Le ministre des Finances a rencontré plus tôt mardi à New York le président de la ZOA, Morton Klein, et ce dernier a déclaré que les deux hommes avaient discuté de la suppression de la clause dite des petits-enfants dans la loi du retour.
Cette clause permet à toute personne ayant au moins un grand-parent juif d’immigrer sans contraintes en Israël, à condition qu’elle ne pratique pas une autre religion. De nombreux immigrants en Israël, notamment mais pas uniquement en provenance de l’ex-Union soviétique, obtiennent la citoyenneté grâce à cet article dans la loi du retour.
« Nous avons parlé de la nécessité de supprimer la clause des petits-enfants », a déclaré Klein au Times of Israel, expliquant que cette disposition avait entraîné une diminution progressive de la population juive d’Israël.
« Il était très sérieux à ce sujet et a exprimé sa crainte que nous perdions Israël comme État juif », a déclaré Klein.
Les partis religieux formant la coalition – les ultra-orthodoxes de Yahadout HaTorah et Shas, et les nationalistes-religieux Otzma Yehudit, Noam et HaTzionout HaDatit – soutiennent que, dans la mesure où de nombreux nouveaux immigrants ne sont pas juifs selon les critères orthodoxes de la loi juive, cette clause affaiblit le « caractère juif » de l’État.
Les législateurs de l’opposition, y compris les orthodoxes, sont fermement opposés à cette modification de la Loi du retour et le Likud s’y est opposé, proposant un amendement plus nuancé. Les principales organisations juives aux États-Unis et à travers le monde ont averti que la suppression de la clause relative aux petits-enfants risquait de compromettre les liens d’Israël avec les juifs de la Diaspora.
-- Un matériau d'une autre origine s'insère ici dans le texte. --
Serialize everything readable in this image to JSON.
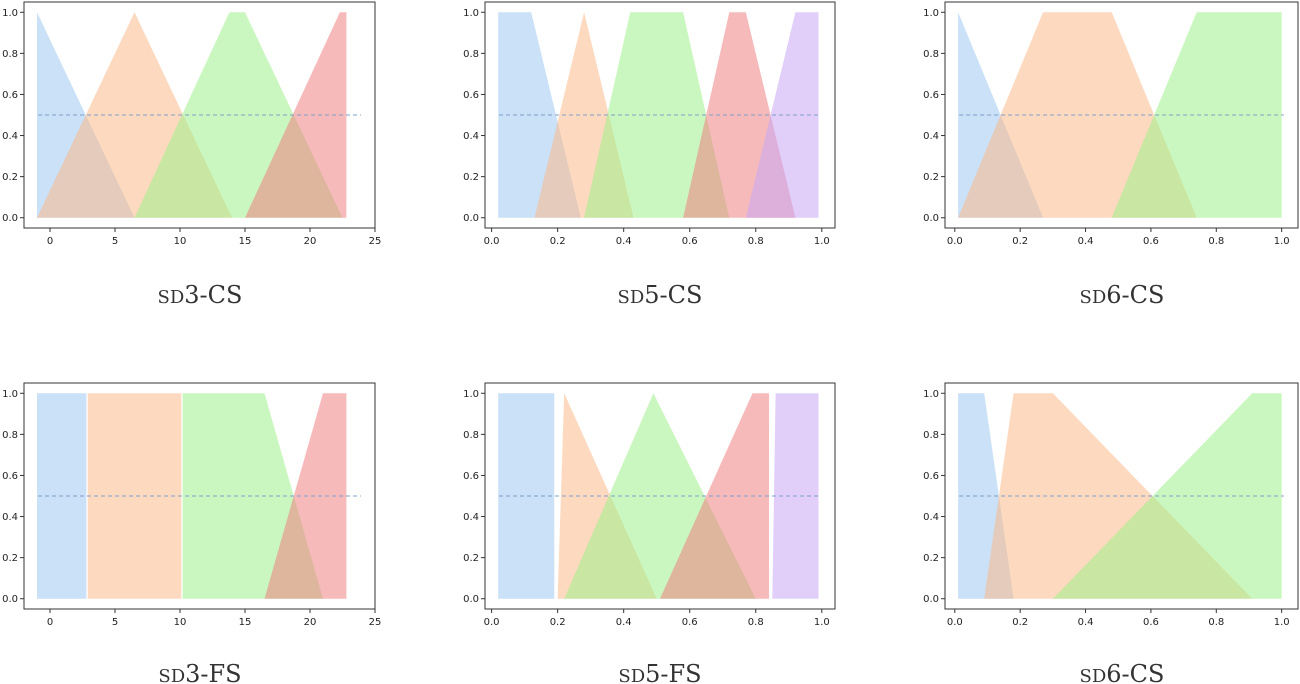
{
  "colors": {
    "fills": [
      "#9fc9f0",
      "#fbb98a",
      "#9ef08a",
      "#ef8284",
      "#c8a8f5"
    ],
    "fill_opacity": 0.55,
    "threshold_line": "#7f9fc9",
    "axes": "#333333"
  },
  "chart_data": [
    {
      "type": "area",
      "caption": "sd3-CS",
      "xlim": [
        -2,
        25
      ],
      "ylim": [
        -0.05,
        1.05
      ],
      "xticks": [
        "0",
        "5",
        "10",
        "15",
        "20",
        "25"
      ],
      "xtick_values": [
        0,
        5,
        10,
        15,
        20,
        25
      ],
      "yticks": [
        "0.0",
        "0.2",
        "0.4",
        "0.6",
        "0.8",
        "1.0"
      ],
      "ytick_values": [
        0,
        0.2,
        0.4,
        0.6,
        0.8,
        1.0
      ],
      "threshold": 0.5,
      "series": [
        {
          "x": [
            -1,
            -1,
            6.5
          ],
          "y": [
            0,
            1,
            0
          ]
        },
        {
          "x": [
            -1,
            6.5,
            14
          ],
          "y": [
            0,
            1,
            0
          ]
        },
        {
          "x": [
            6.5,
            13.8,
            15,
            22.5
          ],
          "y": [
            0,
            1,
            1,
            0
          ]
        },
        {
          "x": [
            15,
            22.3,
            22.8,
            22.8
          ],
          "y": [
            0,
            1,
            1,
            0
          ]
        }
      ]
    },
    {
      "type": "area",
      "caption": "sd5-CS",
      "xlim": [
        -0.02,
        1.04
      ],
      "ylim": [
        -0.05,
        1.05
      ],
      "xticks": [
        "0.0",
        "0.2",
        "0.4",
        "0.6",
        "0.8",
        "1.0"
      ],
      "xtick_values": [
        0,
        0.2,
        0.4,
        0.6,
        0.8,
        1.0
      ],
      "yticks": [
        "0.0",
        "0.2",
        "0.4",
        "0.6",
        "0.8",
        "1.0"
      ],
      "ytick_values": [
        0,
        0.2,
        0.4,
        0.6,
        0.8,
        1.0
      ],
      "threshold": 0.5,
      "series": [
        {
          "x": [
            0.02,
            0.02,
            0.12,
            0.27
          ],
          "y": [
            0,
            1,
            1,
            0
          ]
        },
        {
          "x": [
            0.13,
            0.28,
            0.43
          ],
          "y": [
            0,
            1,
            0
          ]
        },
        {
          "x": [
            0.28,
            0.42,
            0.58,
            0.72
          ],
          "y": [
            0,
            1,
            1,
            0
          ]
        },
        {
          "x": [
            0.58,
            0.72,
            0.77,
            0.92
          ],
          "y": [
            0,
            1,
            1,
            0
          ]
        },
        {
          "x": [
            0.77,
            0.92,
            0.99,
            0.99
          ],
          "y": [
            0,
            1,
            1,
            0
          ]
        }
      ]
    },
    {
      "type": "area",
      "caption": "sd6-CS",
      "xlim": [
        -0.03,
        1.05
      ],
      "ylim": [
        -0.05,
        1.05
      ],
      "xticks": [
        "0.0",
        "0.2",
        "0.4",
        "0.6",
        "0.8",
        "1.0"
      ],
      "xtick_values": [
        0,
        0.2,
        0.4,
        0.6,
        0.8,
        1.0
      ],
      "yticks": [
        "0.0",
        "0.2",
        "0.4",
        "0.6",
        "0.8",
        "1.0"
      ],
      "ytick_values": [
        0,
        0.2,
        0.4,
        0.6,
        0.8,
        1.0
      ],
      "threshold": 0.5,
      "series": [
        {
          "x": [
            0.01,
            0.01,
            0.27
          ],
          "y": [
            0,
            1,
            0
          ]
        },
        {
          "x": [
            0.01,
            0.27,
            0.48,
            0.74
          ],
          "y": [
            0,
            1,
            1,
            0
          ]
        },
        {
          "x": [
            0.48,
            0.74,
            1.0,
            1.0
          ],
          "y": [
            0,
            1,
            1,
            0
          ]
        }
      ]
    },
    {
      "type": "area",
      "caption": "sd3-FS",
      "xlim": [
        -2,
        25
      ],
      "ylim": [
        -0.05,
        1.05
      ],
      "xticks": [
        "0",
        "5",
        "10",
        "15",
        "20",
        "25"
      ],
      "xtick_values": [
        0,
        5,
        10,
        15,
        20,
        25
      ],
      "yticks": [
        "0.0",
        "0.2",
        "0.4",
        "0.6",
        "0.8",
        "1.0"
      ],
      "ytick_values": [
        0,
        0.2,
        0.4,
        0.6,
        0.8,
        1.0
      ],
      "threshold": 0.5,
      "series": [
        {
          "x": [
            -1,
            -1,
            2.8,
            2.8
          ],
          "y": [
            0,
            1,
            1,
            0
          ]
        },
        {
          "x": [
            2.9,
            2.9,
            10.1,
            10.1
          ],
          "y": [
            0,
            1,
            1,
            0
          ]
        },
        {
          "x": [
            10.2,
            10.2,
            16.5,
            21
          ],
          "y": [
            0,
            1,
            1,
            0
          ]
        },
        {
          "x": [
            16.5,
            21,
            22.8,
            22.8
          ],
          "y": [
            0,
            1,
            1,
            0
          ]
        }
      ]
    },
    {
      "type": "area",
      "caption": "sd5-FS",
      "xlim": [
        -0.02,
        1.04
      ],
      "ylim": [
        -0.05,
        1.05
      ],
      "xticks": [
        "0.0",
        "0.2",
        "0.4",
        "0.6",
        "0.8",
        "1.0"
      ],
      "xtick_values": [
        0,
        0.2,
        0.4,
        0.6,
        0.8,
        1.0
      ],
      "yticks": [
        "0.0",
        "0.2",
        "0.4",
        "0.6",
        "0.8",
        "1.0"
      ],
      "ytick_values": [
        0,
        0.2,
        0.4,
        0.6,
        0.8,
        1.0
      ],
      "threshold": 0.5,
      "series": [
        {
          "x": [
            0.02,
            0.02,
            0.19,
            0.19
          ],
          "y": [
            0,
            1,
            1,
            0
          ]
        },
        {
          "x": [
            0.2,
            0.22,
            0.5
          ],
          "y": [
            0,
            1,
            0
          ]
        },
        {
          "x": [
            0.22,
            0.49,
            0.8
          ],
          "y": [
            0,
            1,
            0
          ]
        },
        {
          "x": [
            0.51,
            0.79,
            0.84,
            0.84
          ],
          "y": [
            0,
            1,
            1,
            0
          ]
        },
        {
          "x": [
            0.85,
            0.86,
            0.99,
            0.99
          ],
          "y": [
            0,
            1,
            1,
            0
          ]
        }
      ]
    },
    {
      "type": "area",
      "caption": "sd6-CS",
      "xlim": [
        -0.03,
        1.05
      ],
      "ylim": [
        -0.05,
        1.05
      ],
      "xticks": [
        "0.0",
        "0.2",
        "0.4",
        "0.6",
        "0.8",
        "1.0"
      ],
      "xtick_values": [
        0,
        0.2,
        0.4,
        0.6,
        0.8,
        1.0
      ],
      "yticks": [
        "0.0",
        "0.2",
        "0.4",
        "0.6",
        "0.8",
        "1.0"
      ],
      "ytick_values": [
        0,
        0.2,
        0.4,
        0.6,
        0.8,
        1.0
      ],
      "threshold": 0.5,
      "series": [
        {
          "x": [
            0.01,
            0.01,
            0.09,
            0.18
          ],
          "y": [
            0,
            1,
            1,
            0
          ]
        },
        {
          "x": [
            0.09,
            0.18,
            0.3,
            0.91
          ],
          "y": [
            0,
            1,
            1,
            0
          ]
        },
        {
          "x": [
            0.3,
            0.91,
            1.0,
            1.0
          ],
          "y": [
            0,
            1,
            1,
            0
          ]
        }
      ]
    }
  ]
}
Le président de la ZOA a déclaré qu’il avait également discuté avec Smotrich de la réforme judiciaire du gouvernement et que tous deux étaient d’accord sur la nécessité d’une réforme. Klein a néanmoins indiqué à Smotrich qu’il n’était pas d’accord avec la législation que la coalition cherche à faire passer et qui permettrait à la Knesset d’annuler les décisions de la Cour suprême avec une majorité simple de 61 députés.
« Je lui ai dit que selon moi, il fallait une majorité de 65 députés », a déclaré M. Klein, notant que Smotrich n’a pas répondu à cette remarque.
Le président de la ZOA a rencontré Smotrich en privé à New York, et le conseil d’administration du groupe rencontrera le ministre des Finances dans la ville mercredi.